The rules and guidance in PS17/23 come into force on 1 July 2018. Investors, issuers, investment banks and firms that produce research should be aware of the impact of these new rules and ensure they are compliant where relevant.


PS17/32 follows an FCA consultation published on 1 March 2017 (Consultation Paper 17/5) which followed an earlier Discussion Paper (Discussion Paper 16/3) that was published alongside a market study of investment and corporate banking (Market Study 15/1.3).

Areas for improvement

Market Study 15/1.3 and Discussion Paper 16/3 identified certain areas of the current equity IPO process in the UK that requires improvement, namely the timing, sequencing and quality of information being provided to market participants.

The FCA has noted that the prospectus, being the primary source of information on an equity issuer, is made available too late in the IPO process. Instead of the prospectus, investor education and initial price discovery is generally informed by ‘connected’ research. ‘Connected’ research is any research produced by analysts at banks which are part of the underwriting syndicate attached to the particular IPO. Research analysts from outside the book-running syndicate may lack adequate access to issuer management to produce ‘unconnected ‘ research on a particular IPO.

The FCA has noted that conflicts of interest may arise in producing connected research. For example, it is common for analysts within prospective syndicate banks to meet with the issuer’s management and advisers around the time that underwriting or placement mandates are being considered. Analysts may come under pressure to produce favourable research on an offering to help their bank secure a mandate. Connected research may therefore be potentially biased or perceived by investors as biased.

According to the FCA, this lack of high quality, timely information may hamper the price formation process and impair the effectiveness of the UK IPO process. As no market-led reform has addressed these practices, the FCA is using policy intervention to improve practices in this area.

Discussion Paper 17/23

To address these areas for improvement, the FCA has proposed a series of new rules and guidance in the Conduct of Business (COBS) sourcebook. The new rules seek to restore the centrality of the prospectus or registration document and enhance overall standards of conduct in the IPO process.

DP17/23 includes a series of new COBS 11A rules intended to ensure that, before any connected research is released, a prospectus or registration document is published, and unconnected analysts have access to the issuer’s management.

The FCA have also set out new COBS 12 guidance to make clear that it is inconsistent with the maintenance of an analyst’s objectivity for an analyst within a prospective syndicate bank to interact with the IPO issuer’s management, shareholders and advisers around the time that underwriting or placing mandates and subsequent syndicate position are being considered.

The FCA also highlighted existing obligations of regulated firms under chapter 10 of the Senior Management Arrangements, Systems and Controls sourcebook (SYSC) to have in place measures to prevent or control the simultaneous or sequential involvement of a staff member in separate services or activities where it may impair the management of conflicts of interests. Firms are also required by COBS 12.2.21 to physically separate analysts from other persons whose responsibilities or business interests may conflict with the interests of the recipients of the research.

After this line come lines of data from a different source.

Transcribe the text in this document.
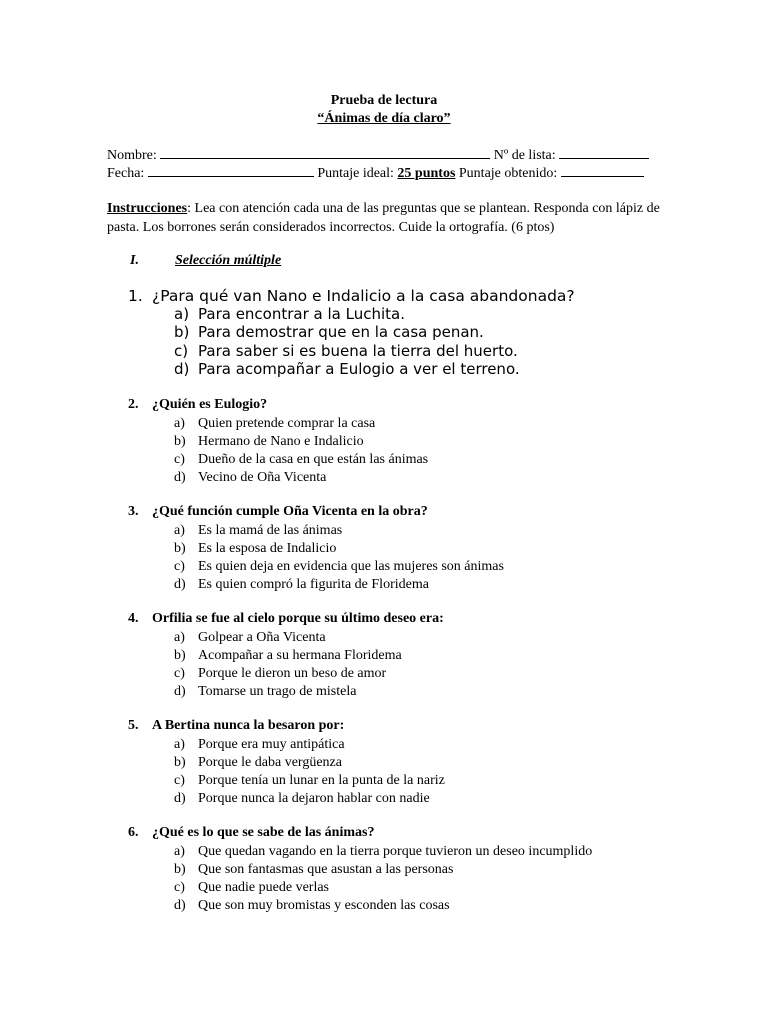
Prueba de lectura
“Ánimas de día claro”
Nombre:	Nº de lista:
Fecha:	Puntaje ideal: 25 puntos Puntaje obtenido:
Instrucciones: Lea con atención cada una de las preguntas que se plantean. Responda con lápiz de pasta. Los borrones serán considerados incorrectos. Cuide la ortografía. (6 ptos)
I.	Selección múltiple
1. ¿Para qué van Nano e Indalicio a la casa abandonada?
a) Para encontrar a la Luchita.
b) Para demostrar que en la casa penan.
c) Para saber si es buena la tierra del huerto.
d) Para acompañar a Eulogio a ver el terreno.
2. ¿Quién es Eulogio?
a) Quien pretende comprar la casa
b) Hermano de Nano e Indalicio
c) Dueño de la casa en que están las ánimas
d) Vecino de Oña Vicenta
3. ¿Qué función cumple Oña Vicenta en la obra?
a) Es la mamá de las ánimas
b) Es la esposa de Indalicio
c) Es quien deja en evidencia que las mujeres son ánimas
d) Es quien compró la figurita de Floridema
4. Orfilia se fue al cielo porque su último deseo era:
a) Golpear a Oña Vicenta
b) Acompañar a su hermana Floridema
c) Porque le dieron un beso de amor
d) Tomarse un trago de mistela
5. A Bertina nunca la besaron por:
a) Porque era muy antipática
b) Porque le daba vergüenza
c) Porque tenía un lunar en la punta de la nariz
d) Porque nunca la dejaron hablar con nadie
6. ¿Qué es lo que se sabe de las ánimas?
a) Que quedan vagando en la tierra porque tuvieron un deseo incumplido
b) Que son fantasmas que asustan a las personas
c) Que nadie puede verlas
d) Que son muy bromistas y esconden las cosas
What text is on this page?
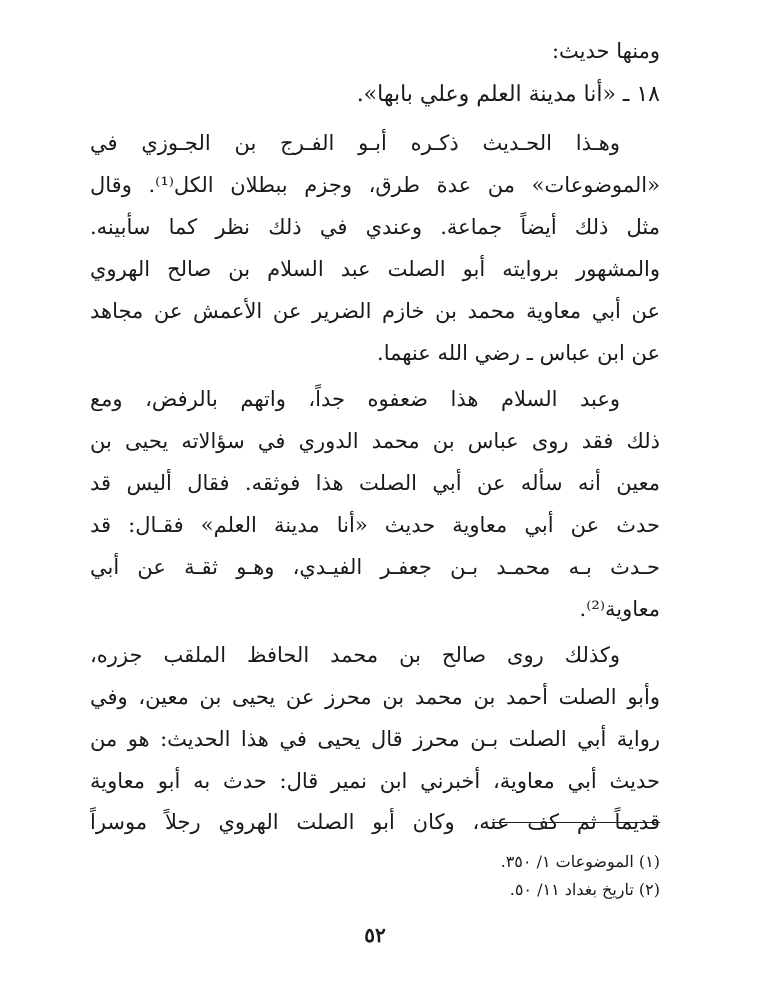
ومنها حديث:
١٨ ـ «أنا مدينة العلم وعلي بابها».
وهـذا الحـديث ذكـره أبـو الفـرج بن الجـوزي في
«الموضوعات» من عدة طرق، وجزم ببطلان الكل⁽¹⁾. وقال
مثل ذلك أيضاً جماعة. وعندي في ذلك نظر كما سأبينه.
والمشهور بروايته أبو الصلت عبد السلام بن صالح الهروي
عن أبي معاوية محمد بن خازم الضرير عن الأعمش عن مجاهد
عن ابن عباس ـ رضي الله عنهما.
وعبد السلام هذا ضعفوه جداً، واتهم بالرفض، ومع
ذلك فقد روى عباس بن محمد الدوري في سؤالاته يحيى بن
معين أنه سأله عن أبي الصلت هذا فوثقه. فقال أليس قد
حدث عن أبي معاوية حديث «أنا مدينة العلم» فقـال: قد
حـدث بـه محمـد بـن جعفـر الفيـدي، وهـو ثقـة عن أبي
معاوية⁽²⁾.
وكذلك روى صالح بن محمد الحافظ الملقب جزره،
وأبو الصلت أحمد بن محمد بن محرز عن يحيى بن معين، وفي
رواية أبي الصلت بـن محرز قال يحيى في هذا الحديث: هو من
حديث أبي معاوية، أخبرني ابن نمير قال: حدث به أبو معاوية
قديماً ثم كف عنه، وكان أبو الصلت الهروي رجلاً موسراً
(١) الموضوعات ١/ ٣٥٠.
(٢) تاريخ بغداد ١١/ ٥٠.
٥٢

In PS17/23, the FCA also considered the identification of inside information in the context of the creation, receipt and disclosure of information in the IPO process, in particular information shared in analyst presentations. The FCA noted that strategic and forward-looking information on an issuer should be carefully considered to determine whether it constitutes inside information under Regulation (EU) 596/2014 (Market Abuse Regulation).

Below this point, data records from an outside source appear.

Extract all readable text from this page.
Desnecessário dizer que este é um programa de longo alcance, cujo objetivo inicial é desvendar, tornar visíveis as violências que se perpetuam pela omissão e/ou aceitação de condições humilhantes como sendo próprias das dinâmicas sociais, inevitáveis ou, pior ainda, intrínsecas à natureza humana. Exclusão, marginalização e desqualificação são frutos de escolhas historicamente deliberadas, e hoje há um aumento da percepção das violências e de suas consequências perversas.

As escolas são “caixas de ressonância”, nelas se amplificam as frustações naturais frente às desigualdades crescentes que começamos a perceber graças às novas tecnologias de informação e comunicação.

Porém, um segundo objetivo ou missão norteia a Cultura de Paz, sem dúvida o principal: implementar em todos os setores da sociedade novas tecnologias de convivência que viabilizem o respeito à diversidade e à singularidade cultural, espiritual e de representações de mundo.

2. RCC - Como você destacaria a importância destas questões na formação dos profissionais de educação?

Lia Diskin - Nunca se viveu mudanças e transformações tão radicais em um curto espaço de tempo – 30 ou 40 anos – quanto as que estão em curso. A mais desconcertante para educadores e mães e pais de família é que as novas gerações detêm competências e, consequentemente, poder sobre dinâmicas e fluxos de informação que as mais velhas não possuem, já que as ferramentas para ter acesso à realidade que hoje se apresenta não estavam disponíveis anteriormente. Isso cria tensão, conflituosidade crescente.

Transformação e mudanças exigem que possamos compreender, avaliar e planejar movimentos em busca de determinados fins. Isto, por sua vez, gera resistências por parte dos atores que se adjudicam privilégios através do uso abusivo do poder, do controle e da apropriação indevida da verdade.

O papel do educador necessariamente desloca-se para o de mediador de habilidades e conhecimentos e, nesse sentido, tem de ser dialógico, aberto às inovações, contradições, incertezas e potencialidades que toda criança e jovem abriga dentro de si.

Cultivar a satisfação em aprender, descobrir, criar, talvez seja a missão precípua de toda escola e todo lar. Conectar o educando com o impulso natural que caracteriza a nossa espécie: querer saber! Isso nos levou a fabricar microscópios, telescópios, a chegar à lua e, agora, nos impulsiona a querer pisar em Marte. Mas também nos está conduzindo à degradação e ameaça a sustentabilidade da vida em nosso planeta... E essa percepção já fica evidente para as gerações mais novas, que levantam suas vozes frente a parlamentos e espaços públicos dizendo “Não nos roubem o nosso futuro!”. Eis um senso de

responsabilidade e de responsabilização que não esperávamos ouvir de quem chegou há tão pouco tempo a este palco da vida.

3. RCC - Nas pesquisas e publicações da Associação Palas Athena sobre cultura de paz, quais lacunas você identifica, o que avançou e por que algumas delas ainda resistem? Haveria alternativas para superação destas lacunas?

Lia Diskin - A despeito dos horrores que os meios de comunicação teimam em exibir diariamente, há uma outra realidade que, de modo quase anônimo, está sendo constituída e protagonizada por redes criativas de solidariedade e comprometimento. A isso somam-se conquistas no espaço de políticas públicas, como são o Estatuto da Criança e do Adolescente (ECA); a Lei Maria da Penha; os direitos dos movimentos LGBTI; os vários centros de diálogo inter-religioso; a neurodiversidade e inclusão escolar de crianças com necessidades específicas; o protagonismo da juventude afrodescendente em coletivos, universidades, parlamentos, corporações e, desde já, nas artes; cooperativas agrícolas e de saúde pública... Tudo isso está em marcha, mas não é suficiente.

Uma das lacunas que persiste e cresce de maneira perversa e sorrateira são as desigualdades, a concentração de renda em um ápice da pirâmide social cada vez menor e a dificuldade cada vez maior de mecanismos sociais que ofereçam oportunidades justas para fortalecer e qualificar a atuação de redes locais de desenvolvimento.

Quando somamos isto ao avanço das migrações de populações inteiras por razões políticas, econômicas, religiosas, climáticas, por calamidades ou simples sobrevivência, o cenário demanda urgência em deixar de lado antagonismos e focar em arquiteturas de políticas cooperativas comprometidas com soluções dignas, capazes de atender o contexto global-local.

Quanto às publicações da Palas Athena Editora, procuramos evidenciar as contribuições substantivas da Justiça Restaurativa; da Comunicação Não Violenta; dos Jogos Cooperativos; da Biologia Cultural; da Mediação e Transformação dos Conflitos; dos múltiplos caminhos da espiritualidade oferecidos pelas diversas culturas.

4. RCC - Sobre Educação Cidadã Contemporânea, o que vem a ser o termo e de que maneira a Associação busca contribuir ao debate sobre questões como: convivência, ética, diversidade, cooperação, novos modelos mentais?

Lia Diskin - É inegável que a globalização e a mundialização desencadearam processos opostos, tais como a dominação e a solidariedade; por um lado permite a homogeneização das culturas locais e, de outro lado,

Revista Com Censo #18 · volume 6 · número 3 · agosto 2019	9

The new rules and guidance in PS17/23 will require UK equity issuers and syndicate banks providing underwriting and placement services to reconsider their usual practices. Syndicate bank research analysts will no longer be granted access to key sources of information at an earlier stage which may hamper the initial quality of their research. It is unclear whether unconnected research will emerge as a viable competitor to connected research for investors in the IPO price formation process.

The FCA has listened to industry concerns and made some appropriate modification to its COBS 12 guidance. This includes modifications for where analysts are not be aware of their bank’s Equity Capital Market division pitching efforts for underwriting and/or placement instructions. The FCA has also amended the guidance to better deal with situations where a company already has securities issued to trading and is engaging in further issuances.